More than 200 civilians are believed to have been killed in the fighting in Deraa, which is meant to be a “de-escalation” zone with a ceasefire guaranteed by Russia, Turkey and Iran in place. The latest bout of violence began in mid-June after a year of relative peace, while the regime of Bashar al-Assad pursued military campaigns in other parts of the country.
“The humanitarian situation is bad,” said one doctor in Quneitra, near the Golan Heights, who asked to remain anonymous owing to concerns for his family’s safety. “It’s a small area to which entire towns and villages have been displaced, and it’s a major tragedy.”
Deraa is symbolic to the Syrian opposition. Deraa city was the birthplace of protests in 2011 that spread throughout Syria before evolving into the rebellion against the Assad regime. Most of the opposition fighters in the region are members of moderate rebel groups, part of the Southern Front alliance backed by the US and UK, and managed from a command centre in the Jordanian capital, Amman.
Once one of the most powerful branches of the rebellion, the Southern Front has long been hobbled by the reluctant support of their backers and fractures within their own ranks. Western allies signalled last month they would not intervene militarily to protect their proxies.
The Assad regime and Russia turned their military attention towards Deraa after securing other large swaths of Syria, including Aleppo and eastern Ghouta, following a brutal siege and bombardment. The offensive in Deraa has followed a similar pattern of splitting rebel territory and negotiating “reconciliation deals”, whereby rebels lay down arms and are either forcibly displaced to opposition-held territory north near the Turkish border, or remain under government authority.
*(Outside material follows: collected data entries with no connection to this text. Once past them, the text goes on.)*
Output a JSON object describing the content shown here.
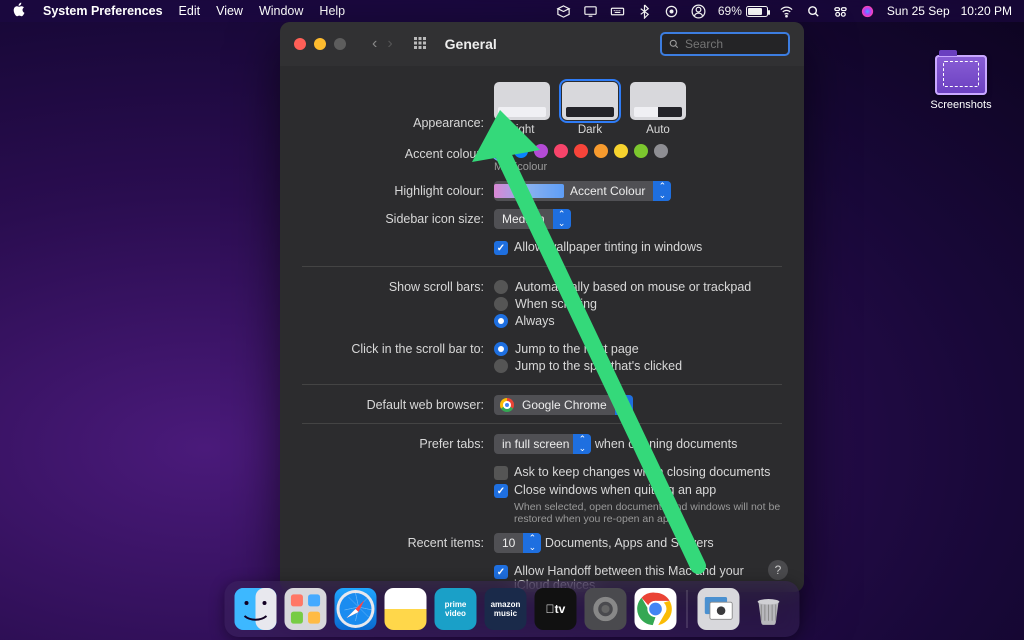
{
  "menubar": {
    "app": "System Preferences",
    "items": [
      "Edit",
      "View",
      "Window",
      "Help"
    ],
    "battery_pct": "69%",
    "day_date": "Sun 25 Sep",
    "time": "10:20 PM"
  },
  "desktop": {
    "folder_label": "Screenshots"
  },
  "window": {
    "title": "General",
    "search_placeholder": "Search",
    "labels": {
      "appearance": "Appearance:",
      "accent": "Accent colour:",
      "accent_sub": "Multicolour",
      "highlight": "Highlight colour:",
      "highlight_val": "Accent Colour",
      "sidebar": "Sidebar icon size:",
      "sidebar_val": "Medium",
      "wallpaper_tint": "Allow wallpaper tinting in windows",
      "scrollbars": "Show scroll bars:",
      "scroll_auto": "Automatically based on mouse or trackpad",
      "scroll_when": "When scrolling",
      "scroll_always": "Always",
      "click_scroll": "Click in the scroll bar to:",
      "click_next": "Jump to the next page",
      "click_spot": "Jump to the spot that's clicked",
      "browser": "Default web browser:",
      "browser_val": "Google Chrome",
      "prefer_tabs": "Prefer tabs:",
      "tabs_val": "in full screen",
      "tabs_suffix": " when opening documents",
      "ask_keep": "Ask to keep changes when closing documents",
      "close_quit": "Close windows when quitting an app",
      "close_sub": "When selected, open documents and windows will not be restored when you re-open an app.",
      "recent": "Recent items:",
      "recent_val": "10",
      "recent_suffix": " Documents, Apps and Servers",
      "handoff": "Allow Handoff between this Mac and your iCloud devices"
    },
    "appearance_options": [
      "Light",
      "Dark",
      "Auto"
    ],
    "accent_colors": [
      "#f44",
      "#0a84ff",
      "#b44bd6",
      "#f76",
      "#f7446a",
      "#f79b2e",
      "#f7d32e",
      "#7cc72e",
      "#8e8e93"
    ]
  },
  "dock": {
    "apps": [
      "Finder",
      "Launchpad",
      "Safari",
      "Notes",
      "prime video",
      "amazon music",
      "Apple TV",
      "Settings",
      "Chrome",
      "Preview",
      "Trash"
    ]
  }
}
Some parts of southern Syria have already surrendered, and a ceasefire has taken hold for two days amid negotiations between rebel groups and the Russians.
Medics say eight hospitals have been bombed since the offensive began on 19 June. Ahmad al-Dbis, an official at the Union of Medical Care and Relief Organisations, which manages hospitals in opposition-controlled parts of Syria, said three of its staff had been killed along with three other medical workers. In total, more than 210 civilians were killed and 500 injured, including rescue workers.
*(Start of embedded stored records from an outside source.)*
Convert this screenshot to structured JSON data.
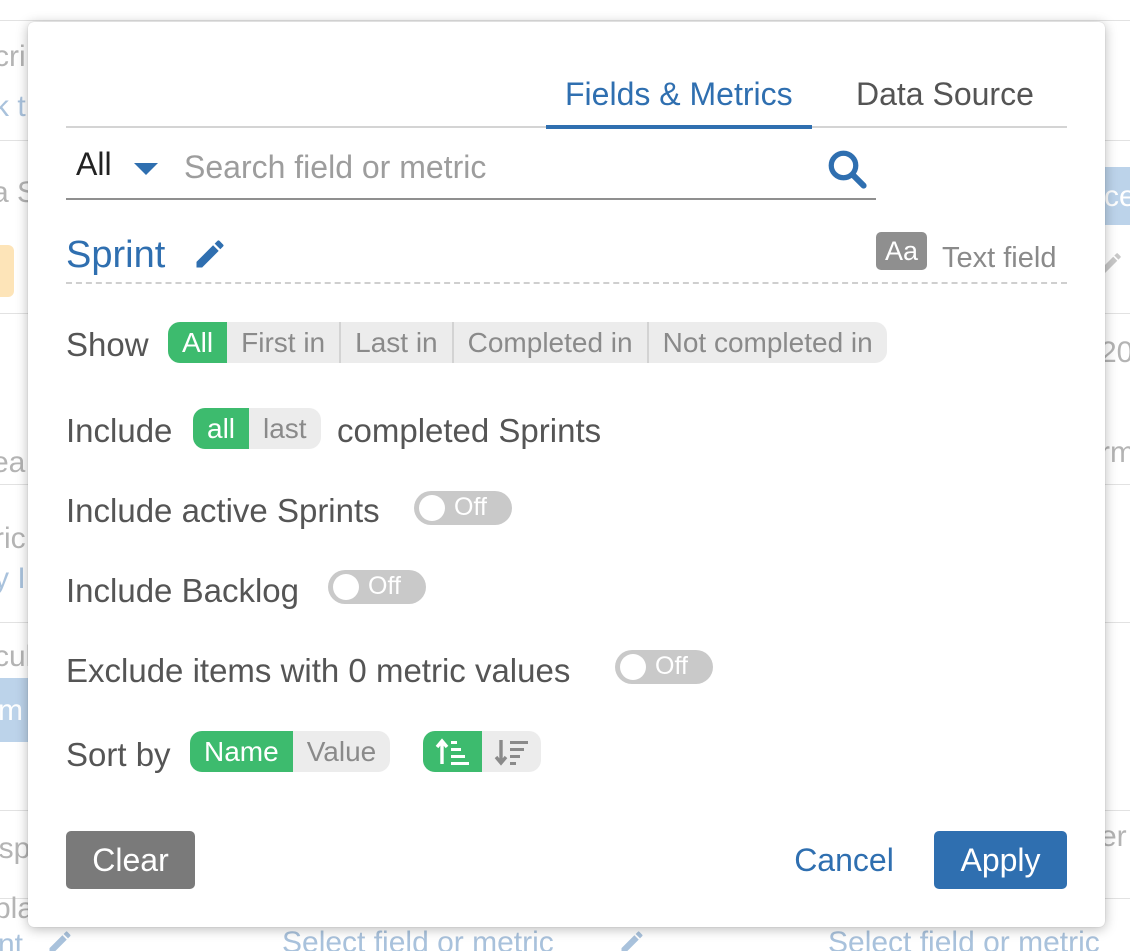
{
  "background": {
    "fragments_left": [
      "cri",
      "k t",
      "a S",
      "ea",
      "ric",
      "y I",
      "cul",
      "m",
      "isp",
      "pla",
      "nt"
    ],
    "fragments_right": [
      "ce",
      "20",
      "rm",
      "er"
    ],
    "bottom_placeholder_1": "Select field or metric",
    "bottom_placeholder_2": "Select field or metric"
  },
  "modal": {
    "tabs": [
      {
        "label": "Fields & Metrics",
        "active": true
      },
      {
        "label": "Data Source",
        "active": false
      }
    ],
    "search": {
      "scope_value": "All",
      "placeholder": "Search field or metric",
      "value": ""
    },
    "field": {
      "name": "Sprint",
      "type_badge": "Aa",
      "type_label": "Text field"
    },
    "show": {
      "label": "Show",
      "options": [
        "All",
        "First in",
        "Last in",
        "Completed in",
        "Not completed in"
      ],
      "selected": "All"
    },
    "include": {
      "label": "Include",
      "options": [
        "all",
        "last"
      ],
      "selected": "all",
      "suffix": "completed Sprints"
    },
    "include_active": {
      "label": "Include active Sprints",
      "toggle": "Off"
    },
    "include_backlog": {
      "label": "Include Backlog",
      "toggle": "Off"
    },
    "exclude_zero": {
      "label": "Exclude items with 0 metric values",
      "toggle": "Off"
    },
    "sort": {
      "label": "Sort by",
      "options": [
        "Name",
        "Value"
      ],
      "selected": "Name",
      "direction": "ascending"
    },
    "buttons": {
      "clear": "Clear",
      "cancel": "Cancel",
      "apply": "Apply"
    }
  },
  "colors": {
    "primary": "#2f6fb0",
    "green": "#3dbb6e",
    "toggle_off": "#c9c9c9",
    "clear_button": "#7a7a7a"
  }
}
But the massive displacement of civilians has caught many by surprise, exacerbating a humanitarian crisis in a country where half the population has been displaced over the seven years of war.
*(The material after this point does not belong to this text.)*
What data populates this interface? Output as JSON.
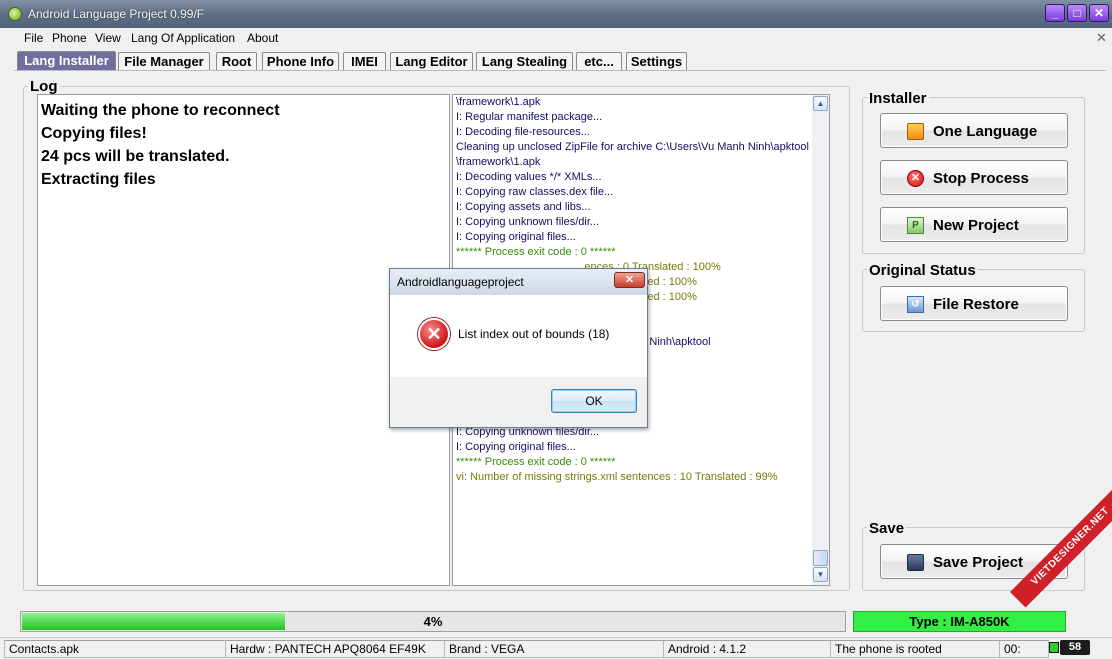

The offensive on Deraa has been rumoured for months, but was politically sensitive for Israel in particular owing to the possible involvement of Iranian-backed militias and fears that they would establish a presence so close to the border. Israel has said it would not allow refugees to enter the country.
Jordan is also facing mounting pressure to open its border to people fleeing the violence, particularly since local families on both sides of the border share a common heritage and often inter-married before the war. Images and video on social media showed Jordanians flocking to the border with aid supplies for the fleeing Syrians.
But Amman, which sealed the border in 2016 after Islamic State militants killed border guards in a car bombing, has resisted the calls and urged a negotiated ceasefire. More than 600,000 Syrian refugees are already in Jordan.
Amnesty International called on Jordan to open its borders.
“Daraa residents are effectively trapped – many of those who are displaced are living in makeshift tents in the searing heat with insufficient food, water or medical care, and with the constant fear of being exposed to attacks at any given point,” said Lynn Maalouf, Amnesty’s Middle East research director. “Jordan’s border is their only gateway to safety.”
Local doctors say civilians who fled to the border areas are exposed, lacking shelter, tents, sufficient food and water, as well as sanitation. At least 12 children are believed to have died from scorpion bites, dehydration and , drinking contaminated water. Many more are in danger of sunstroke.